One of the trail ideas I have which may now be implemented (possibly not before September MA deadline) is to reconstruct the 213 World War 2 landscape identifying various features along the route: bomb sites, shelters, barbed wire fences, road blocks etc. This will be done by examining aerial photography from the period, English Heritage are the experts, and I will also use the bomb maps at both Sutton and Kingston archives. I also want to collect reminiscences, photographs and newspaper clippings from the period. In this trail, the bus route is a means to connect stories together across the physical landscape – so it’s less about the bus experience itself although there are some fascinating stories about bus use in the war too!
A lovely gentleman called Patrick gave me a book of war time recipes yesterday along with some of his reminiscences of life in New Malden over the years. I have copied some of the WW2 related ones below. It is amazing how life goes on, even under strained circumstances such as war.

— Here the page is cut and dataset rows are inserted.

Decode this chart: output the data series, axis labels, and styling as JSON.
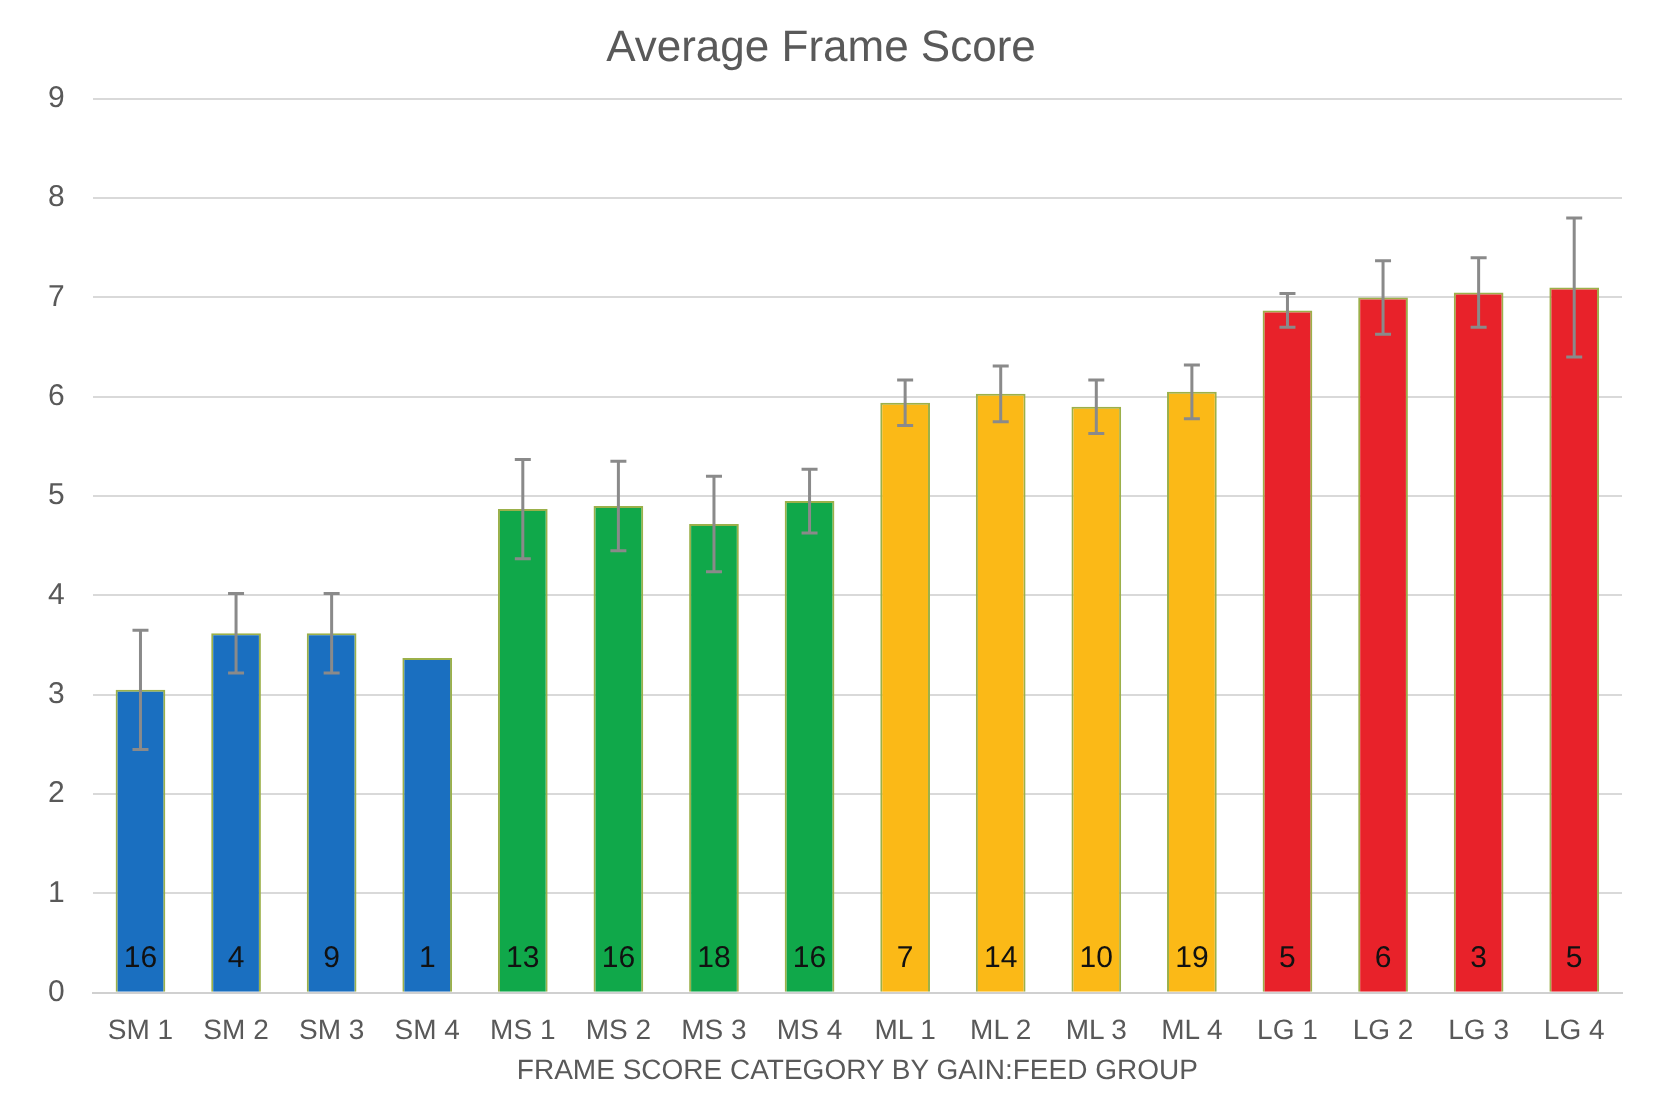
{
  "chart_data": {
    "type": "bar",
    "title": "Average Frame Score",
    "xlabel": "FRAME SCORE CATEGORY BY GAIN:FEED GROUP",
    "categories": [
      "SM 1",
      "SM 2",
      "SM 3",
      "SM 4",
      "MS 1",
      "MS 2",
      "MS 3",
      "MS 4",
      "ML 1",
      "ML 2",
      "ML 3",
      "ML 4",
      "LG 1",
      "LG 2",
      "LG 3",
      "LG 4"
    ],
    "values": [
      3.05,
      3.62,
      3.62,
      3.37,
      4.87,
      4.9,
      4.72,
      4.95,
      5.94,
      6.03,
      5.9,
      6.05,
      6.87,
      7.0,
      7.05,
      7.1
    ],
    "errors": [
      0.6,
      0.4,
      0.4,
      null,
      0.5,
      0.45,
      0.48,
      0.32,
      0.23,
      0.28,
      0.27,
      0.27,
      0.17,
      0.37,
      0.35,
      0.7
    ],
    "colors": [
      "#1a6fc0",
      "#1a6fc0",
      "#1a6fc0",
      "#1a6fc0",
      "#10a84a",
      "#10a84a",
      "#10a84a",
      "#10a84a",
      "#fbb917",
      "#fbb917",
      "#fbb917",
      "#fbb917",
      "#e8222a",
      "#e8222a",
      "#e8222a",
      "#e8222a"
    ],
    "ylim": [
      0,
      9
    ],
    "yticks": [
      0,
      1,
      2,
      3,
      4,
      5,
      6,
      7,
      8,
      9
    ],
    "grid": "y",
    "legend": false,
    "annotations": [
      "16",
      "4",
      "9",
      "1",
      "13",
      "16",
      "18",
      "16",
      "7",
      "14",
      "10",
      "19",
      "5",
      "6",
      "3",
      "5"
    ]
  }
}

My family moved to New Malden in August 1938. We lived in our Anderson shelter on and off for about a year in the early 1940s and sometimes saw “dog fights” in the air over London which were quite exciting. All this from our garden in Cambridge Road, where we had moved from 3 Malden Road in 1941. We had been next to the Malden Tavern at the station. The rent there was £1 a week, but during the air raids, my father thought it was wise to move further away
After a short time in the Kingston Sea Cadets learning to row a boat and climb a rope etc, I joined the “Air Training Corps” and enjoyed marching down the High Street blowing and playing the bugle or the drums. Once, when we went for two weeks summer camp in Kent, I flew in a Lancaster Bomber over bombed out Cologne, I still have the photo from my “Box Brownie” camera.
How many people remember the bombs in Malden High Street? One outside what is now McDonald’s, another outside the Railway Inn near the station (I went down in the crater looking for shrapnel), also another behind the fire station. The last four houses at the far end of Cambridge Road were flattened. My friend lived there but survived, he was called Les and stayed with us for a time’.
Graeme Hodge, a local historian, has been researching war memorials in Kingston for a number of years now and is about to embark on another research project into New Malden war dead, and the accuracy of the war memorials, many of which are on the 213 route. Although his work focuses on World War One, memorials remind us of the suffering endured in all wars and are important features in the built landscape. The 213 route goes past prominent memorials on New Malden High Street, Worcester Park, Cheam and Sutton.